[stablehlo] Update StableHLO to 0b7ecf3e353843746adcbc7763f86348a3d4ed9b (#17166)

Pulled third_party package `stablehlo` to this revision:
https://github.com/openxla/stablehlo/commit/0b7ecf3e353843746adcbc7763f86348a3d4ed9b

Modified a convolution tests were the parameters were f32 and bf16. This
test is modified to make all parameters f32 since it is illegal as per rule C27
in the stablehlo spec:
https://github.com/openxla/stablehlo/blob/main/docs/spec.md#convolution
to have parameters of convolution of different data-types.

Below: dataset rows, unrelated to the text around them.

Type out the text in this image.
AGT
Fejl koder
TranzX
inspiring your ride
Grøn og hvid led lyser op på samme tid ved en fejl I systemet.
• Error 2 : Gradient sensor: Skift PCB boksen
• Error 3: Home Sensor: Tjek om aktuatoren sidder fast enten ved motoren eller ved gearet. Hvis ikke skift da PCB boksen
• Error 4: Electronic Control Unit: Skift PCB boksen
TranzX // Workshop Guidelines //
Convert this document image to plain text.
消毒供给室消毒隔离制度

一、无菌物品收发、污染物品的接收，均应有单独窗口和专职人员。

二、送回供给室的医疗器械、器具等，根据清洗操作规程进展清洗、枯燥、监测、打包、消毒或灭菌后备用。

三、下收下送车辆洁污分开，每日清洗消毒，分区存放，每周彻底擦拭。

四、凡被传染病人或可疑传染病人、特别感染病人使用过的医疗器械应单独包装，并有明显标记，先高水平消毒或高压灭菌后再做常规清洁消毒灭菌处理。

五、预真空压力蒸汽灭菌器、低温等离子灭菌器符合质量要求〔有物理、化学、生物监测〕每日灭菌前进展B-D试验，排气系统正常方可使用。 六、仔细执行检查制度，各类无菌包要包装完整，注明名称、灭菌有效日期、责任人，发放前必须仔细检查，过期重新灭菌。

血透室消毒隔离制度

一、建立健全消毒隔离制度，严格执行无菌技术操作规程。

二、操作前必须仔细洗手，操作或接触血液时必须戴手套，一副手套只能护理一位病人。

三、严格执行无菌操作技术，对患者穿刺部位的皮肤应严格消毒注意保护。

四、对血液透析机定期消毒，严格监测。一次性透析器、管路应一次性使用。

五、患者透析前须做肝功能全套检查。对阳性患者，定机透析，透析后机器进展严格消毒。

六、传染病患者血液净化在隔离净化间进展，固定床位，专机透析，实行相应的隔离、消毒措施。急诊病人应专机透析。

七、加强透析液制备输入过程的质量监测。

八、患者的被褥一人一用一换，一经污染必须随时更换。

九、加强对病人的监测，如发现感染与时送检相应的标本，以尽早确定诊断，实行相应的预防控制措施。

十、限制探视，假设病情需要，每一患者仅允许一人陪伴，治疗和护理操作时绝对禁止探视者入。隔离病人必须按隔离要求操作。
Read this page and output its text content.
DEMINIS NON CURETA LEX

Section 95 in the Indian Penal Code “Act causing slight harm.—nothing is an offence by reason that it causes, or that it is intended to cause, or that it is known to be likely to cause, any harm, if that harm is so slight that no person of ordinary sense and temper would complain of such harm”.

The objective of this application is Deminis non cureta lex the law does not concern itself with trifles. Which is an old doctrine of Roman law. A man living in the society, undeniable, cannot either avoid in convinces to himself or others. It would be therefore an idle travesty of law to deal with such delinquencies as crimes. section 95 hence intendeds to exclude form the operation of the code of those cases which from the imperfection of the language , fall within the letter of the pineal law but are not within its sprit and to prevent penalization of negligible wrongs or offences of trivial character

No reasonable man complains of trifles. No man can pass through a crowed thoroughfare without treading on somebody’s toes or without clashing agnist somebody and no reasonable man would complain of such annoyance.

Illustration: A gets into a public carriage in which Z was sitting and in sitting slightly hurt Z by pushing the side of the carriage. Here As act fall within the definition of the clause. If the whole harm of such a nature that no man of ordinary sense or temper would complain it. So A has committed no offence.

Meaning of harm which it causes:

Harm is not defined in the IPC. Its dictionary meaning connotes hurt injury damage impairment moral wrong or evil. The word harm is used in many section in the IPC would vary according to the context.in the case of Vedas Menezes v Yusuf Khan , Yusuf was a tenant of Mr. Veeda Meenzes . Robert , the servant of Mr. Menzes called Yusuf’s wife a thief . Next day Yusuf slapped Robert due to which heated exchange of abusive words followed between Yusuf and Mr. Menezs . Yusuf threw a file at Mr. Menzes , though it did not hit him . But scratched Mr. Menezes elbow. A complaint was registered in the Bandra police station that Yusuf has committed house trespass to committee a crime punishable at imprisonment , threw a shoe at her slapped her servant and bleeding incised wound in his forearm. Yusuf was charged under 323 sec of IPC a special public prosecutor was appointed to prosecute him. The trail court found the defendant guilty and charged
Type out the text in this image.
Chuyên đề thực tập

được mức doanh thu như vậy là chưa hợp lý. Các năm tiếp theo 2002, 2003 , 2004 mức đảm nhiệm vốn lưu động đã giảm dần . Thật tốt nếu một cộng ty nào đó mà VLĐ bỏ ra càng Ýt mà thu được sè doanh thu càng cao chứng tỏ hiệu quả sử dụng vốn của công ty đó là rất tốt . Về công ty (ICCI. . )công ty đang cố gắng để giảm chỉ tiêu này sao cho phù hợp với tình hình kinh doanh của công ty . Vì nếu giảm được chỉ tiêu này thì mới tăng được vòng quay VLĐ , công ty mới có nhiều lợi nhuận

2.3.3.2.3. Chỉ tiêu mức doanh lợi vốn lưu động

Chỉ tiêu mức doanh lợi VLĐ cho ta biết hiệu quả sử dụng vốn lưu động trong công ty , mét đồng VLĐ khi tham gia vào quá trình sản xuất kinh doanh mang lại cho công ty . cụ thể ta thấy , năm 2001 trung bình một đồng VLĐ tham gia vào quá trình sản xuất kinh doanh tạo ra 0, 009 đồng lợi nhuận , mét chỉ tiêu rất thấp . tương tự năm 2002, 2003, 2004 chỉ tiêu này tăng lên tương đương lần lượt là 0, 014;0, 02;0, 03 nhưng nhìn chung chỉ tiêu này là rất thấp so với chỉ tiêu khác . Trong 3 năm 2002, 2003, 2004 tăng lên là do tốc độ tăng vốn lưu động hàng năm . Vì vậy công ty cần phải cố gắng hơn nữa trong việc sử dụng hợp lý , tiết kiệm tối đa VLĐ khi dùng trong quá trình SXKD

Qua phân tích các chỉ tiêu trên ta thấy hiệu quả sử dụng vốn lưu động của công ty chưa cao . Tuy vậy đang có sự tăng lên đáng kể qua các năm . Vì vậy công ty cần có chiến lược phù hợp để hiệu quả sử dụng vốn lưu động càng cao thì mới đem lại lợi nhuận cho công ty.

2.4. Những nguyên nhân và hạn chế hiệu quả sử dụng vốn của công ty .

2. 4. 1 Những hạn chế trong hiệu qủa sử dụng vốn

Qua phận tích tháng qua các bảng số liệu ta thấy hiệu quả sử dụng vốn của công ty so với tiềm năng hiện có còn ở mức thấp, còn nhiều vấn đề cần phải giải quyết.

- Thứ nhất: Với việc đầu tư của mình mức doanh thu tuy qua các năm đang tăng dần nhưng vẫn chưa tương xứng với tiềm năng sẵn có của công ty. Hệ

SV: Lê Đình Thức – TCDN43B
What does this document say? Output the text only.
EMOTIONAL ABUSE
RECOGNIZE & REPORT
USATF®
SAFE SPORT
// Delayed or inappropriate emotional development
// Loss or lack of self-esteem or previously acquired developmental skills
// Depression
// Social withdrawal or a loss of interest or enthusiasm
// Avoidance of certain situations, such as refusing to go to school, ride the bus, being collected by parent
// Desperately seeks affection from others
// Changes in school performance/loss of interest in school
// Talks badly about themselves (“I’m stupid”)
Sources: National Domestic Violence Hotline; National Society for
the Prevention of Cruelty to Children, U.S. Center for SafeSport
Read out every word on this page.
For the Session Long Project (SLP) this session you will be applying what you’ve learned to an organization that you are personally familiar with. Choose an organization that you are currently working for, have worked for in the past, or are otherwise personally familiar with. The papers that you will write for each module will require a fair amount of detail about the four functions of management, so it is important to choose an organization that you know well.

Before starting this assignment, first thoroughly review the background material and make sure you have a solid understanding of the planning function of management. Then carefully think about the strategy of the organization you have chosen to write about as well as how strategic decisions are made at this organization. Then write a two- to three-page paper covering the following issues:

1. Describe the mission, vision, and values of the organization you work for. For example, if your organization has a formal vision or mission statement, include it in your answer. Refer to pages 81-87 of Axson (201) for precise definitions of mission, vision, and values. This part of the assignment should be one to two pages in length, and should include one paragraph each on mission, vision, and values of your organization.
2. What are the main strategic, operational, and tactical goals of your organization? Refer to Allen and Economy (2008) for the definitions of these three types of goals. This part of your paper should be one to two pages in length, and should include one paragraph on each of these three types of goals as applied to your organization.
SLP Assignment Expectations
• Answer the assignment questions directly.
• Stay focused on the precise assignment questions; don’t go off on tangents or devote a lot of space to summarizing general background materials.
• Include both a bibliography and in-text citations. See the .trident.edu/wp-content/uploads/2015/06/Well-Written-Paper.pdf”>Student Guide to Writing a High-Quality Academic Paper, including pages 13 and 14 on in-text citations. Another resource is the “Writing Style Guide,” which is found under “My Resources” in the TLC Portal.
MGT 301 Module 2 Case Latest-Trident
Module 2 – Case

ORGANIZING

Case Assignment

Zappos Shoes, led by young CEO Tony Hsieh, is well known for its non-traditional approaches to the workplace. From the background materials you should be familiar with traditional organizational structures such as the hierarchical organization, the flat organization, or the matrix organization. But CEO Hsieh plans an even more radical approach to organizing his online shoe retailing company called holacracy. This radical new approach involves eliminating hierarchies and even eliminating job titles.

diff --git a/compiler/plugins/input/StableHLO/Conversion/Preprocessing/test/stablehlo_to_stablehlo.mlir b/compiler/plugins/input/StableHLO/Conversion/Preprocessing/test/stablehlo_to_stablehlo.mlir
index 972067f..998d9ee 100644
--- a/compiler/plugins/input/StableHLO/Conversion/Preprocessing/test/stablehlo_to_stablehlo.mlir
+++ b/compiler/plugins/input/StableHLO/Conversion/Preprocessing/test/stablehlo_to_stablehlo.mlir
@@ -344,10 +344,11 @@
 // CHECK-LABEL: @convolution
 // CHECK-SAME:     (%[[ARG0:.+]]: tensor<{{.+}}xbf16>, %[[ARG1:.+]]: tensor<{{.+}}xbf16>)
 func.func @convolution(%arg0: tensor<16x32x256xbf16>, %arg1: tensor<1x256x256xbf16>) -> tensor<16x32x256xf32> {
-  %cast = stablehlo.convert %arg0 : (tensor<16x32x256xbf16>) -> tensor<16x32x256xf32>
+  %cast0 = stablehlo.convert %arg0 : (tensor<16x32x256xbf16>) -> tensor<16x32x256xf32>
+  %cast1 = stablehlo.convert %arg1 : (tensor<1x256x256xbf16>) -> tensor<1x256x256xf32>
   // CHECK: %[[CONV:.+]] = stablehlo.convolution(%[[ARG0]], %[[ARG1]])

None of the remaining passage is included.